We watched The Lavender Hill Mob and Tomorrow Never Dies, which makes me quite curious about the new James Bond. While it's not possible for them to come up with a nummier Bond than Pierce Brosnan, I'm willing to give Daniel Craig a shot.
Having a bit of a clash with my inner "you suck" demons these last few days. I've been wondering if I've become a complacent writer, laurel-reclining as result of the string of sales I've had. Have I stopped challenging myself, taking risks, and experimenting outside my comfort zone? Am I writing to capitalize on what I've sold rather than trying my hand at more venturesome projects? And am I ever going to break into the "Big 3"??
Contrarily, am I over-thinking my technique, bogging down my prose and losing the story in the process? And then there's my seeming inability to get to work on, much less finish, a novel.
Yes, I know, I know. Quit wallowing in angst and just put words on the page. Meep.
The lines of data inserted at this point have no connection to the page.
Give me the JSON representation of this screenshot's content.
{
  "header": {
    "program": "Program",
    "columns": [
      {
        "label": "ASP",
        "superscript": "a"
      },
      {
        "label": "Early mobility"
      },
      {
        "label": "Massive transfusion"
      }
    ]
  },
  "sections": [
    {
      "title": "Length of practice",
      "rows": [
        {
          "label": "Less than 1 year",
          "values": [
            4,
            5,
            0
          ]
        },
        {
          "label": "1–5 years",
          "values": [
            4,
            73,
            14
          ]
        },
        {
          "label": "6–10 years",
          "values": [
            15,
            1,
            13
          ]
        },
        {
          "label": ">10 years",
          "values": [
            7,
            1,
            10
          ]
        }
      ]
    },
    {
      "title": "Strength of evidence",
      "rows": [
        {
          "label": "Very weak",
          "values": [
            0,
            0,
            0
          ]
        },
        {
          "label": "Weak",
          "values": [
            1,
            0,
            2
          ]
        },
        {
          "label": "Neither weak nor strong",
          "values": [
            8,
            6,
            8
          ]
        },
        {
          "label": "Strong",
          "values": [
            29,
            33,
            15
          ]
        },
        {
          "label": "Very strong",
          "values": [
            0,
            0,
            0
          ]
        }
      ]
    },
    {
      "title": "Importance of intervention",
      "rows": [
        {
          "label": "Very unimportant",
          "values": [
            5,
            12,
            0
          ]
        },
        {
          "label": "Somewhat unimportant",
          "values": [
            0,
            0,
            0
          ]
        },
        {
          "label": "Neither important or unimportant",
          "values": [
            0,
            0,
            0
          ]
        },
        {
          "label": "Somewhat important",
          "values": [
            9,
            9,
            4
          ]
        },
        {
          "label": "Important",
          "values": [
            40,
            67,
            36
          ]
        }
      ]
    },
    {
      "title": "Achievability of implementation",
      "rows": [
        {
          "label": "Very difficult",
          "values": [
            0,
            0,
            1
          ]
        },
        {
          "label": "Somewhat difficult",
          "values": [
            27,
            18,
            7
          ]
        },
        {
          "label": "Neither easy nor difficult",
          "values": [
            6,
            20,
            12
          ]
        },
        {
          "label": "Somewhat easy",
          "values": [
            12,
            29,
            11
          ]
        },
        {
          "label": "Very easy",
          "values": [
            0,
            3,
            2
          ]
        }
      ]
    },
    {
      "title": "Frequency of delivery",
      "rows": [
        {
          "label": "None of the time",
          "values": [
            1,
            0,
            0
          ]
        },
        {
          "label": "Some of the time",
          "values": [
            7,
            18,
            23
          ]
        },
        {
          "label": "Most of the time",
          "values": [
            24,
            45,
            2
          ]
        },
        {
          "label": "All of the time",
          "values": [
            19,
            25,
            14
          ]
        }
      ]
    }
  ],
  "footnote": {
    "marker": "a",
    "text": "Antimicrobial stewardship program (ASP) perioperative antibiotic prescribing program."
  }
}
- 34-day sale of "The Goddess Queen's Battlefield" to GrendelSong, my second to these fine folks. It's slated for publication in their Autumn Equinox 2007 issue. The story was inspired by Suzanne Vega's "The Queen & The Soldier," a song that britzkrieg introduced me to. Thanks for the muse food, sweetie!
- 600 on the collab. piece I'm doing with mtrimm1. *lob*
- 400: the start of the Swan Lake story that David Niven and Vincent Price want me to write. Spent some time last night/early this morning (as in 1AM early) researching all the myriad incarnations and interpretations of Swan Lake there have been, including the Mercedes Lackey retelling, The Black Swan.
- 300 on a new freelance gig. I'm going to take all of y'all's advice and count those in my "words written"/Club 100 tally. Haven't decided yet if they'll have the same weight as fiction, but they ought to count.
- Poked and prodded a story I've been sitting on that wanted a time out plus final spit-polish before being shoved unto the breach. I like the story very much, but I'm having a hard time classifying it. In the end, I screwed my courage to the sticking place, chucked my "is this a good fit?" wafflings out the window, and sent it to Cicada. While I'm an advocate of the "don't self-reject" school of submission, I still have this thing going on, particularly with the editors/markets that I've had repeat sales at, wherein I'm all anxious about disappointing them, so I find myself hesitating to take risks, submission-wise. Because, of course, seeing the same ole same ole from a writer never gets stale (*snort*).
Ah, rejectomancy at its finest. Or actually, would this be acceptomancy?
Writers are insane. If we didn't start that way, the biz turns us into twitching, neurotic wrecks.